On the issue of choosing their images Laget and co deserve applause, they actively seeking previously unseen images as well as using some of the most iconic pictures from the Tour's history. Take, as an example, the image below which comes with the following caption:
"1909, Grenoble. A night start for the stage to Nice, during which the riders will depend on the light of the moon or on weak lamps that just about illuminate roads that are more or less white. With their eyes full of stars from the magnesium flash of the camera, they will head off into the dark almost blind until their eyes get accustomed to the gloom. Nice is 345 km away. It will take Faber 12 hours to get there, while the last man to finish, Italy's Augusto Pasquali, will need almost 18!"

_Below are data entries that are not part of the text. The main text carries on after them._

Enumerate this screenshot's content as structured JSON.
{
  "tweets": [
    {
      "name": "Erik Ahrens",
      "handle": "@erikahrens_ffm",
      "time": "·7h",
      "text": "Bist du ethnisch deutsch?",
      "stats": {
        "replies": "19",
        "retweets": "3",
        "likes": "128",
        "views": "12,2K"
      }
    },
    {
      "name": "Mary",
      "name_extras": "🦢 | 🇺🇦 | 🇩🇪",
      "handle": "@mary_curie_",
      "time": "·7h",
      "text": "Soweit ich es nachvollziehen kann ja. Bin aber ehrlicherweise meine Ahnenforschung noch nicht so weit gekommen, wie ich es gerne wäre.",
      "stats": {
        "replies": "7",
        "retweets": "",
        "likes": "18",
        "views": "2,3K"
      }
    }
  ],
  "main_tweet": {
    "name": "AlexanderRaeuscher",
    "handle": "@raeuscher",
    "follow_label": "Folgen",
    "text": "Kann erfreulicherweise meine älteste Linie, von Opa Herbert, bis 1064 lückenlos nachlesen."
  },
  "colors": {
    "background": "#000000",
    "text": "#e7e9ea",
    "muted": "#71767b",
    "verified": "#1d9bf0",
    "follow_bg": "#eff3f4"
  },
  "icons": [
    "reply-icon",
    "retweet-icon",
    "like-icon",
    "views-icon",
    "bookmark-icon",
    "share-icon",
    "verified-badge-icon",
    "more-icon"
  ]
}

Speaking about this picture Laget was recently quoted in the Guardian newspaper as saying he'd bought it in a Parisian bookshop twenty years ago.
* * * * *
Tour de France: Official 100th Anniversary Edition is, as it says on the tin, the officially approved history of the Tour de France. In this regard one may offer certain criticisms, such as a lack of information on quiet how the Amaury family came to own the race, or any questions as to how well the race organisers have really fared in the fight against doping. But whether you will ever find a single Tour history that satisfies all your needs is something I doubt and so the biases of Laget and co don't really harm the book, just require that you balance this book with one that is more questioning of accepted history.
Another criticism is that, in radically reworking the text of the centenary history for this one hundredth history, some useful pieces have been lost, such as articles excerpted from l'Auto for the early years of the race, or the lists of stage winners that the original book had. Having previously criticised books for not going back and reworking text it would be wrong of me to make this a major criticism. It's more of a quibble.
That reworking of the original text is, of course, a reason to buy this even if you've already got the centenary edition. And, of course, another reason to look at this anniversary edition is that a lot has changed in ten years. Oscar Pereiro, Alberto Contador, Carlos Sastre, Cadel Evans and Bradley Wiggins have all added their names to the list of Tour winners. Floyd Landis added his and then saw it removed. And Lance Armstrong is supposed to have been disappeared from official Tour history, become the man who wasn't there. But like Banquo's ghost, the Texan just can't stay away from the party.
Officially, Armstrong has been air-brushed from Tour history, his sole contributions to the grande boucle being his Verdun stage win in 1993 and his Limoges stage in 1995. Realistically, for all of us, he is and always will be the man who won the Tour seven times and then had his wins stripped from him. And that, pretty much is how Laget and co tell his story. How Armstrong won the race seven times, how the doping allegations surfaced during his run of wins, and then how those seven titles were eventually stripped from him.
Weighing in at a wrist-sapping two kilos Tour de France: Official 100th Anniversary Edition is not light, not a book you're going to curl up in bed with. But for its mix of words and images, it is a Tour history most cycling fans will want on their bookshelf.